For a man whose economic policies had once again been stolen by the government, George Osborne looked unusually cheery as he delivered the opposition response to the pre-Budget report on Tuesday. Alistair Darling had brazenly claimed as his own the Tories’ new ideas: raising the inheritance tax threshold, an airline levy and taxing foreign financiers. But to the shadow chancellor, this theft represented victory. ‘From this day on,’ he declared, ‘let there be no doubt who is winning the battle of ideas.’
It was a fair point. Mr Darling had spent the first half of his speech denouncing Conservative policy and the second half aping it. Conspicuous by its absence was the mysterious ‘vision for change’ which Gordon Brown had promised as he cancelled the election last weekend. The only vision was of deteriorating public finances, and the largest deficit in western Europe. The spending review had been the Prime Minister’s best chance to recover from the disaster of last weekend. As Mr Osborne already sensed, he had blown it.

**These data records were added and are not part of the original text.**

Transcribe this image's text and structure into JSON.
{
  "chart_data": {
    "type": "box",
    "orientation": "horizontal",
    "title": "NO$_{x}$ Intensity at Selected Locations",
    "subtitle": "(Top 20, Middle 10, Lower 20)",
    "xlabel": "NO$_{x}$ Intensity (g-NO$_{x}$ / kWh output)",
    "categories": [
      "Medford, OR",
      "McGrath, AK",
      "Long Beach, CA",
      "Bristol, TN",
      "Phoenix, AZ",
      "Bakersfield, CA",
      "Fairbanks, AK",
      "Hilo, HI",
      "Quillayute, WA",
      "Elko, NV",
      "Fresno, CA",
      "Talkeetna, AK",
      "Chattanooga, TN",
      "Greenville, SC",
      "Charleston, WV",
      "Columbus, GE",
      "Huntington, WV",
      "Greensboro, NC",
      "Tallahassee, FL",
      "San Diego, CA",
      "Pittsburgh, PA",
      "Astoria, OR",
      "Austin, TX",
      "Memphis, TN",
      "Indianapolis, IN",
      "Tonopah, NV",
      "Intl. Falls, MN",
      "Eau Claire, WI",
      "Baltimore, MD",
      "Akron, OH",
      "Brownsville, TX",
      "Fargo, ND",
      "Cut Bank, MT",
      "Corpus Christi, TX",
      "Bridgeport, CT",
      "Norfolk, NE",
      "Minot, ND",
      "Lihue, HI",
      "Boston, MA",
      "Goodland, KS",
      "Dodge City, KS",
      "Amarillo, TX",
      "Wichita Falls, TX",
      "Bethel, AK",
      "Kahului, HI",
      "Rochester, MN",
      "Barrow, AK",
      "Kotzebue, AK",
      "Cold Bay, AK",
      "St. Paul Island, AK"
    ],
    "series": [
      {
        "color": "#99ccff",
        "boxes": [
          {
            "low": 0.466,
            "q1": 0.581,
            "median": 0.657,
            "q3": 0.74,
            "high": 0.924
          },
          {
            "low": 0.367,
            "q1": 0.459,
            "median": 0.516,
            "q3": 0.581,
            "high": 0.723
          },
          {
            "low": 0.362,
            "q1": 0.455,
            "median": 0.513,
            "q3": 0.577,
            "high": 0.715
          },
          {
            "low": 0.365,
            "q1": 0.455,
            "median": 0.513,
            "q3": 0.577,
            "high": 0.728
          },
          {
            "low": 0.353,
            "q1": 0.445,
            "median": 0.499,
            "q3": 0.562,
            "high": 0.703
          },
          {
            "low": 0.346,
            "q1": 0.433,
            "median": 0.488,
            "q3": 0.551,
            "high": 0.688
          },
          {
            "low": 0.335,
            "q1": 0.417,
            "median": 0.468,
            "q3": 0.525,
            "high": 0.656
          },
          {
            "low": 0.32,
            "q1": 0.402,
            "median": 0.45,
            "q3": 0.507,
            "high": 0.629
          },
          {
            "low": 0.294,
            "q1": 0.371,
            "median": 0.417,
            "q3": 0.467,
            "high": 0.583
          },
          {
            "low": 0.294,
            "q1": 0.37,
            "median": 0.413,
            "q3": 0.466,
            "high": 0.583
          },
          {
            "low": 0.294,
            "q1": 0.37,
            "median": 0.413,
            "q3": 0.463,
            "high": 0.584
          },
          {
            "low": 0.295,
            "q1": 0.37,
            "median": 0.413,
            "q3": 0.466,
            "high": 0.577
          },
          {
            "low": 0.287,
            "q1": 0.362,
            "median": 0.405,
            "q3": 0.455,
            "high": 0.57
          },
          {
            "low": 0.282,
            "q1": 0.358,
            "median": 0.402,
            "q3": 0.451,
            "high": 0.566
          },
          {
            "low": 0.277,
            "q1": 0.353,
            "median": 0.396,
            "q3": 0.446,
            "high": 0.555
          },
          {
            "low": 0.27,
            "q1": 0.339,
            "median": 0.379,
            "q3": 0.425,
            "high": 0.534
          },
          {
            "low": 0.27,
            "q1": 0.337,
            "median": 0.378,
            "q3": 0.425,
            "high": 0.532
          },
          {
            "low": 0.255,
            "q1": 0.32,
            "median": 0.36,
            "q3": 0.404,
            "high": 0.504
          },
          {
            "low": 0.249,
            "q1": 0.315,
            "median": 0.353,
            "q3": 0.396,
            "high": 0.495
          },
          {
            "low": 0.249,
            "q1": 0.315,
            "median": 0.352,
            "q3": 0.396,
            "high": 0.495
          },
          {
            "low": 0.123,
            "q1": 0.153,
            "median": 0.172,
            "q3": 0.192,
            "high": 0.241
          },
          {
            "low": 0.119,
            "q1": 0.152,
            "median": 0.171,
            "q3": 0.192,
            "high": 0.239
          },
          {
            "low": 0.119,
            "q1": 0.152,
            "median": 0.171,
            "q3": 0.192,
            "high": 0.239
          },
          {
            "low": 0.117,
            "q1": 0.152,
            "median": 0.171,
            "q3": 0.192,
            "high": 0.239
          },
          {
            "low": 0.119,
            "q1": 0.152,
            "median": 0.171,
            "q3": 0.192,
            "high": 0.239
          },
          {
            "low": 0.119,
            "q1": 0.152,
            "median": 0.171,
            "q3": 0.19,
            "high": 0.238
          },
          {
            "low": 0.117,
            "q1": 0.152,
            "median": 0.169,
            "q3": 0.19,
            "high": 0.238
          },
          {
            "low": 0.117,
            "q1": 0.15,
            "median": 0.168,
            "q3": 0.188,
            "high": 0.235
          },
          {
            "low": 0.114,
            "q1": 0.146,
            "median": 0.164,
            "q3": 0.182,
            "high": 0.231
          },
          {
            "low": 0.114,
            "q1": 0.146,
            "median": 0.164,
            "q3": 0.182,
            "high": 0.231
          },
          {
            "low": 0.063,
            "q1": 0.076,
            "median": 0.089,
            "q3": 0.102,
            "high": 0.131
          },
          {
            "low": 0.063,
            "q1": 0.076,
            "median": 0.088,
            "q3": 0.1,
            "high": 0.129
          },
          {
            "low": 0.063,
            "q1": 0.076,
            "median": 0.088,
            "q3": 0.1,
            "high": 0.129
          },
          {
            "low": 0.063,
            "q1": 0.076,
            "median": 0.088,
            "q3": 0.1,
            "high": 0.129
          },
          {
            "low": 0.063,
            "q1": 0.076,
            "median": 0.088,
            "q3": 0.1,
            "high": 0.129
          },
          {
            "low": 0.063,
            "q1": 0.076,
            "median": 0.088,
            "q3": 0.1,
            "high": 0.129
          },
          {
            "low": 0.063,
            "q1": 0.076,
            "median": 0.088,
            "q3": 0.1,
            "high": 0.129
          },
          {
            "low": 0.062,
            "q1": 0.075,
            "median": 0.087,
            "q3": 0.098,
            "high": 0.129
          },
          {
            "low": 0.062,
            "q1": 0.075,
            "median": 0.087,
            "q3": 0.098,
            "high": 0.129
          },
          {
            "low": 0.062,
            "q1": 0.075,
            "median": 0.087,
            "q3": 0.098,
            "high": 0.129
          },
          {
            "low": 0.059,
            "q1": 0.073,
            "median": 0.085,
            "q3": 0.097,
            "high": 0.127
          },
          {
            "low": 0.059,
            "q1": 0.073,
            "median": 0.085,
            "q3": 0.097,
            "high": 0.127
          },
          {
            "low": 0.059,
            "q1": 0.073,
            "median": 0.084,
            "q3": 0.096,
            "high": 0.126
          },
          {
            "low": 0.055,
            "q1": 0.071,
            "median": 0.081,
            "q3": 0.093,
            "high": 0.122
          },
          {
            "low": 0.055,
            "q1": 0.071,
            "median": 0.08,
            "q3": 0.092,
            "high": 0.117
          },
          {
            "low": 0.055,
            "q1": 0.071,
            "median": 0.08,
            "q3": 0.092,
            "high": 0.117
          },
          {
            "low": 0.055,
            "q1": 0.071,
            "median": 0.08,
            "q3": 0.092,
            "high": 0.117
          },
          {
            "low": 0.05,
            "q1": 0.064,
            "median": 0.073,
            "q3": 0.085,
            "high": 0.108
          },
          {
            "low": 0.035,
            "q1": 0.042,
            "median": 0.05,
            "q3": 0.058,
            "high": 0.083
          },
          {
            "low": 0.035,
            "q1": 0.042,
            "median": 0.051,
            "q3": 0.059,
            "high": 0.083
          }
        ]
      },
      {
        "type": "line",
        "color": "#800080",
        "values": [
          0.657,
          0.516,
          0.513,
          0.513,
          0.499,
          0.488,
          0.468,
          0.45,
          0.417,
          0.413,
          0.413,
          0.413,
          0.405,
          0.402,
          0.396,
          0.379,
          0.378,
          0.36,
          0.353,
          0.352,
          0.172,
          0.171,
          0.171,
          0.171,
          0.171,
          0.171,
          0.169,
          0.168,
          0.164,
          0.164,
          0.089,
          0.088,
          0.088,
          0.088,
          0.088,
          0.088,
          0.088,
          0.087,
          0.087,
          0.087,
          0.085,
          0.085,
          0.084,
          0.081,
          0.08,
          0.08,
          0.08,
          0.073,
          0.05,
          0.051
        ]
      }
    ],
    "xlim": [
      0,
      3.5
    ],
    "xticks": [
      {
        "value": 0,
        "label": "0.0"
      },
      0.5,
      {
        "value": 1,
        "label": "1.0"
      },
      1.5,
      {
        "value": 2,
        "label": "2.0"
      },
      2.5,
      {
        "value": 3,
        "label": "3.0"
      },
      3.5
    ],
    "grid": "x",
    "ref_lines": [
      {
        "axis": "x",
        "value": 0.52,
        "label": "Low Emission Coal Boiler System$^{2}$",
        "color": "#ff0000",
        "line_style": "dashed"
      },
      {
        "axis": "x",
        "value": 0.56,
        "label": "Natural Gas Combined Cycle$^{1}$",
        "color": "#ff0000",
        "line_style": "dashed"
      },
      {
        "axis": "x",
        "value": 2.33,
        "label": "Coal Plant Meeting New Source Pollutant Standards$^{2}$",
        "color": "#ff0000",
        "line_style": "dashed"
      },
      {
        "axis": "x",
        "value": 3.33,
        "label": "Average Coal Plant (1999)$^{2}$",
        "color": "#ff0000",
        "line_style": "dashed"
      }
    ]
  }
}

The tables of British politics have, once again, turned in the space of just a few weeks. David Cameron has been transformed from the affable leader of a suicide mission into a potential prime minister. Mr Brown is no longer seen as a titan led by a moral compass, but a hesitant bungler. In all the excitement, few have noticed that the Liberal Democrats have weakened to the point of total collapse. Everyone is now working to a new timetable, with an election expected not on 1 November, but in 2009, or even 2010.
Much of the damage to Mr Brown is, of course, self-inflicted. Not since Jim Callaghan sang ‘Waiting at the Church’ to the baffled TUC congress in 1978 has the decision not to hold an election been surrounded by so much drama.